Madame Josserand reprit sa marche, les poings crispés. C'était vrai, il y avait encore Léon, qui promettait et qui la lâchait comme les autres. En voilà un qui n'aurait pas sacrifié une soirée pour le mariage de ses soeurs! Elle venait de découvrir un petit four, tombé derrière un des vases, et elle le serrait dans un tiroir, lorsque Berthe qui était allée délivrer Saturnin, le ramena. Elle l'apaisait, tandis que, hagard, les yeux méfiants, il fouillait les coins, avec la fièvre d'un chien longtemps enfermé.
—Est-il bête! disait Berthe, il croit qu'on vient de me marier. Et il cherche le mari! Va, mon pauvre Saturnin, tu peux chercher…. Puisque je te dis que c'est raté! Tu sais bien que ça rate toujours.

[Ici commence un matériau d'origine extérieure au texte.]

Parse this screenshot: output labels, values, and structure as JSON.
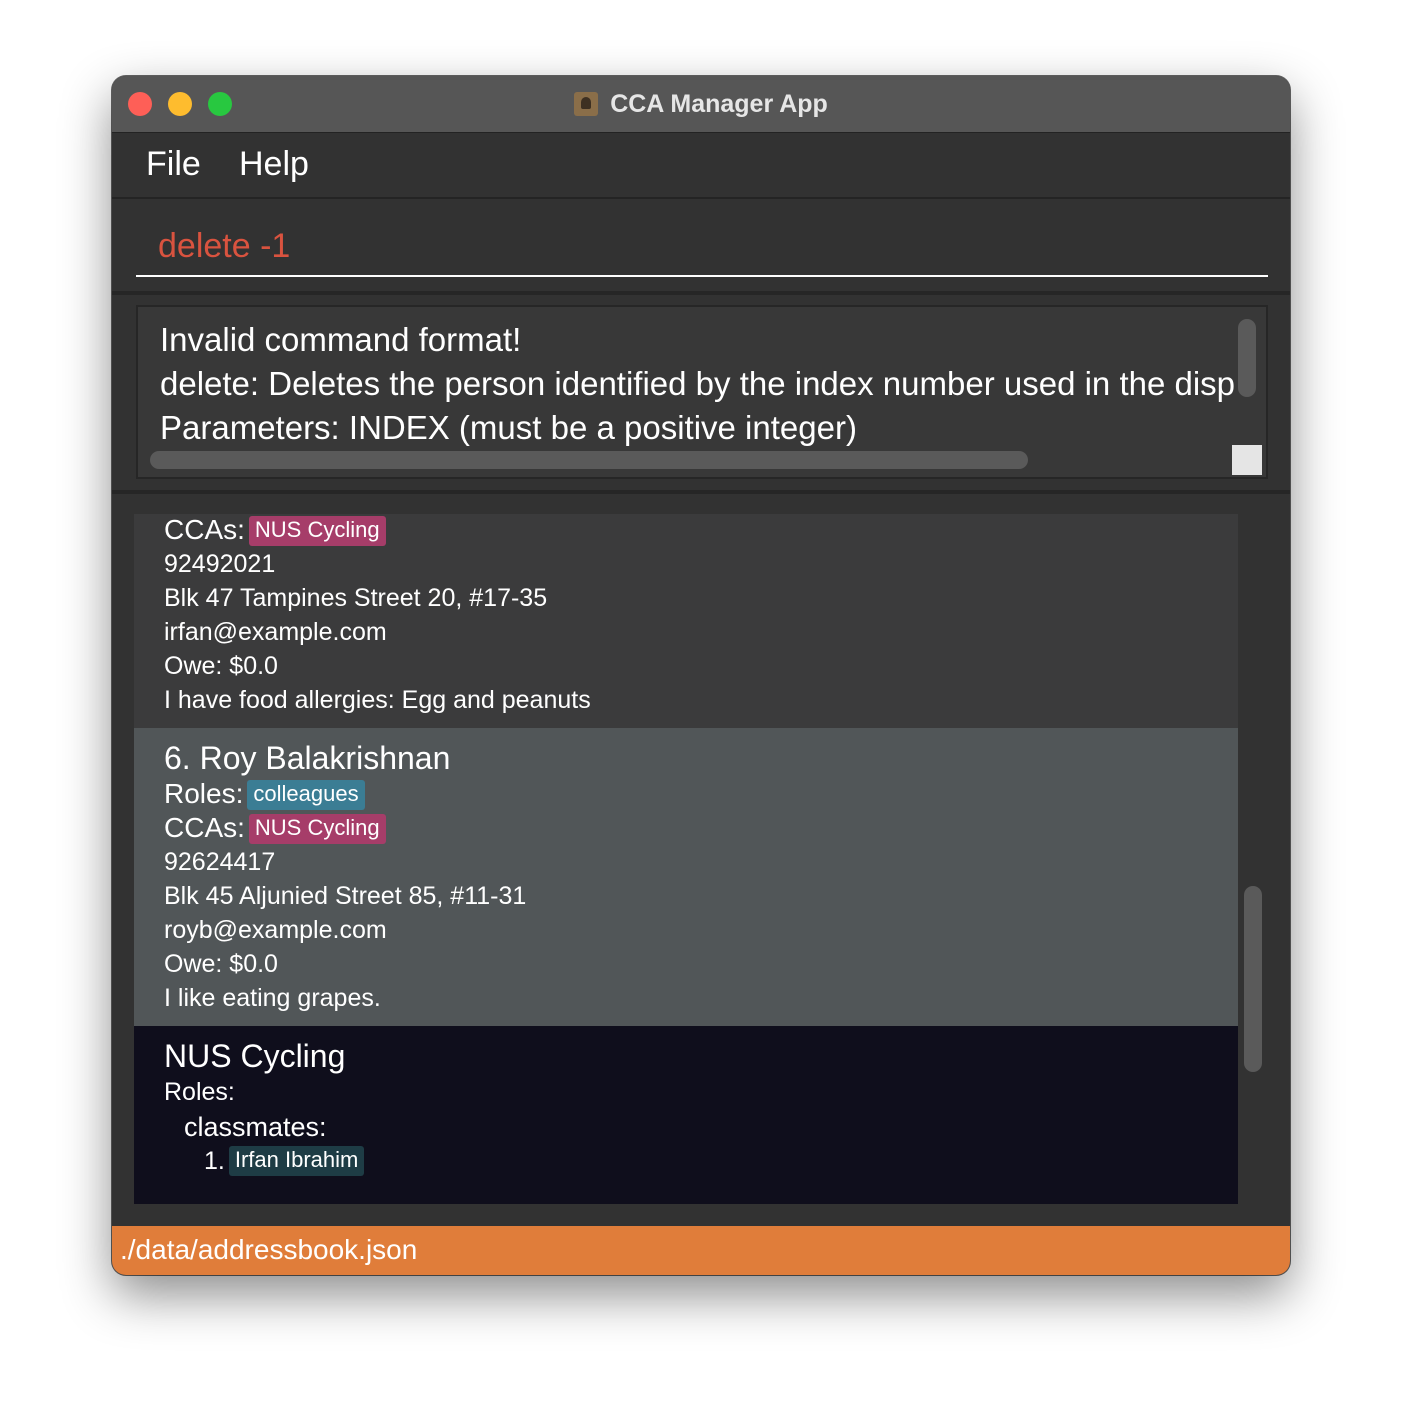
{
  "window": {
    "title": "CCA Manager App"
  },
  "menu": {
    "file": "File",
    "help": "Help"
  },
  "command": {
    "value": "delete -1"
  },
  "result": {
    "lines": [
      "Invalid command format!",
      "delete: Deletes the person identified by the index number used in the displa",
      "Parameters: INDEX (must be a positive integer)"
    ]
  },
  "persons": {
    "partial": {
      "ccas_label": "CCAs:",
      "cca": "NUS Cycling",
      "phone": "92492021",
      "address": "Blk 47 Tampines Street 20, #17-35",
      "email": "irfan@example.com",
      "owe": "Owe: $0.0",
      "remark": "I have food allergies: Egg and peanuts"
    },
    "selected": {
      "index_name": "6.  Roy Balakrishnan",
      "roles_label": "Roles:",
      "role": "colleagues",
      "ccas_label": "CCAs:",
      "cca": "NUS Cycling",
      "phone": "92624417",
      "address": "Blk 45 Aljunied Street 85, #11-31",
      "email": "royb@example.com",
      "owe": "Owe: $0.0",
      "remark": "I like eating grapes."
    }
  },
  "cca_card": {
    "name": "NUS Cycling",
    "roles_label": "Roles:",
    "role_group": "classmates:",
    "member_index": "1.",
    "member": "Irfan Ibrahim"
  },
  "status": {
    "path": "./data/addressbook.json"
  },
  "colors": {
    "command_text": "#d9533f",
    "cca_tag": "#a63d69",
    "role_tag": "#3b7d94",
    "member_tag": "#1e3c45",
    "status_bar": "#e07d3a",
    "selected_card": "#515658",
    "cca_card": "#0f0e1c"
  }
}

Alors, madame Josserand éclata.
—Ah! je vous jure que ça ne ratera pas cette fois, quand je devrais moi-même l'attacher par la patte! Il y en a un qui va payer pour les autres…. Oui, oui, monsieur Josserand, vous avez beau me dévisager, avec l'air de ne pas comprendre: la noce se fera, et sans vous, si ça vous déplaît…. Entends-tu, Berthe, tu n'as qu'à le ramasser, celui-là!

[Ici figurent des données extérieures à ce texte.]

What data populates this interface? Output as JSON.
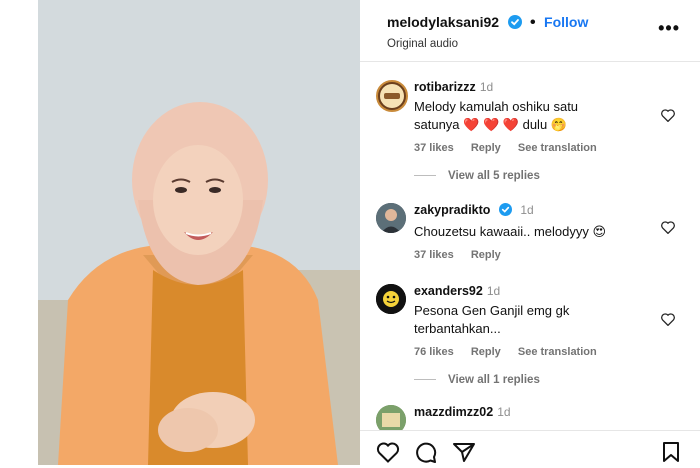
{
  "post": {
    "username": "melodylaksani92",
    "separator": "•",
    "follow_label": "Follow",
    "audio": "Original audio",
    "more_icon": "more-options-icon"
  },
  "comments": [
    {
      "username": "rotibarizzz",
      "time": "1d",
      "text_line1": "Melody kamulah oshiku satu",
      "text_line2_pre": "satunya",
      "text_line2_hearts": "❤️ ❤️ ❤️",
      "text_line2_post": "dulu 🤭",
      "likes": "37 likes",
      "reply": "Reply",
      "translate": "See translation",
      "view_replies": "View all 5 replies"
    },
    {
      "username": "zakypradikto",
      "time": "1d",
      "verified": true,
      "text_line1": "Chouzetsu kawaaii.. melodyyy 😍",
      "likes": "37 likes",
      "reply": "Reply"
    },
    {
      "username": "exanders92",
      "time": "1d",
      "text_line1": "Pesona Gen Ganjil emg gk",
      "text_line2": "terbantahkan...",
      "likes": "76 likes",
      "reply": "Reply",
      "translate": "See translation",
      "view_replies": "View all 1 replies"
    },
    {
      "username": "mazzdimzz02",
      "time": "1d"
    }
  ],
  "colors": {
    "follow": "#1877f2",
    "verified": "#1d9bf0",
    "muted": "#737373",
    "shirt": "#f3a867",
    "hijab": "#efc7b4"
  }
}
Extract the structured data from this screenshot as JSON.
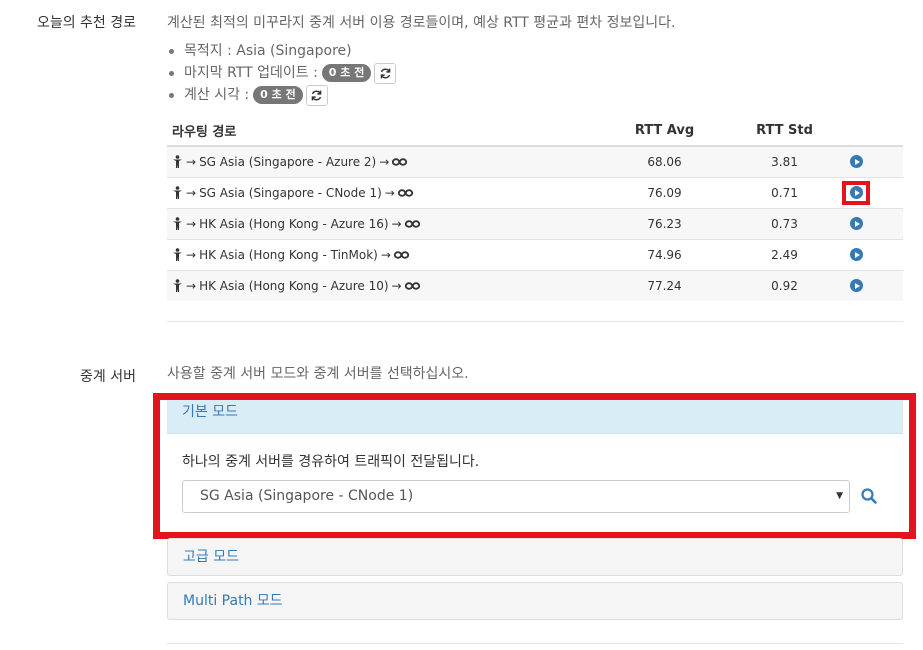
{
  "recommend": {
    "label": "오늘의 추천 경로",
    "description": "계산된 최적의 미꾸라지 중계 서버 이용 경로들이며, 예상 RTT 평균과 편차 정보입니다.",
    "destination": "목적지 : Asia (Singapore)",
    "last_update_label": "마지막 RTT 업데이트 :",
    "last_update_badge": "0 초 전",
    "calc_time_label": "계산 시각 :",
    "calc_time_badge": "0 초 전"
  },
  "table": {
    "headers": {
      "route": "라우팅 경로",
      "avg": "RTT Avg",
      "std": "RTT Std"
    },
    "rows": [
      {
        "route": "SG Asia (Singapore - Azure 2)",
        "avg": "68.06",
        "std": "3.81"
      },
      {
        "route": "SG Asia (Singapore - CNode 1)",
        "avg": "76.09",
        "std": "0.71"
      },
      {
        "route": "HK Asia (Hong Kong - Azure 16)",
        "avg": "76.23",
        "std": "0.73"
      },
      {
        "route": "HK Asia (Hong Kong - TinMok)",
        "avg": "74.96",
        "std": "2.49"
      },
      {
        "route": "HK Asia (Hong Kong - Azure 10)",
        "avg": "77.24",
        "std": "0.92"
      }
    ],
    "arrow": "→"
  },
  "relay": {
    "label": "중계 서버",
    "description": "사용할 중계 서버 모드와 중계 서버를 선택하십시오.",
    "basic_mode": "기본 모드",
    "basic_desc": "하나의 중계 서버를 경유하여 트래픽이 전달됩니다.",
    "selected_server": "SG Asia (Singapore - CNode 1)",
    "advanced_mode": "고급 모드",
    "multipath_mode": "Multi Path 모드"
  },
  "colors": {
    "accent": "#337ab7",
    "highlight": "#e3141e"
  }
}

Saturnin paraissait ne pas entendre. Il regardait sous la table. La jeune fille le montra d'un signe; mais madame Josserand eut un geste, comme pour déclarer qu'on le ferait disparaître. Et Berthe murmura:
—C'est donc monsieur Vabre, décidément? Oh! ça m'est égal…. Dire pourtant qu'on ne m'a pas gardé un sandwich!
IV
Dès le lendemain, Octave s'occupa de Valérie. Il guetta ses habitudes, sut l'heure où il courait la chance de la rencontrer dans l'escalier; et il s'arrangeait pour monter souvent à sa chambre, profitant du déjeuner qu'il venait prendre chez les Campardon, s'échappant s'il le fallait du Bonheur des Dames, sous un prétexte. Bientôt, il remarqua que, tous les jours, vers deux heures, la jeune femme, qui conduisait son enfant au jardin des Tuileries, passait par la rue Gaillon. Alors, il se planta sur la porte du magasin, il l'attendit, la salua d'un de ses galants sourires de beau commis. A chacune de leurs rencontres, Valérie répondait poliment de la tête, sans jamais s'arrêter; mais il voyait son regard noir brûler de passion, il trouvait des encouragements dans son teint ravagé et dans le balancement souple de sa taille.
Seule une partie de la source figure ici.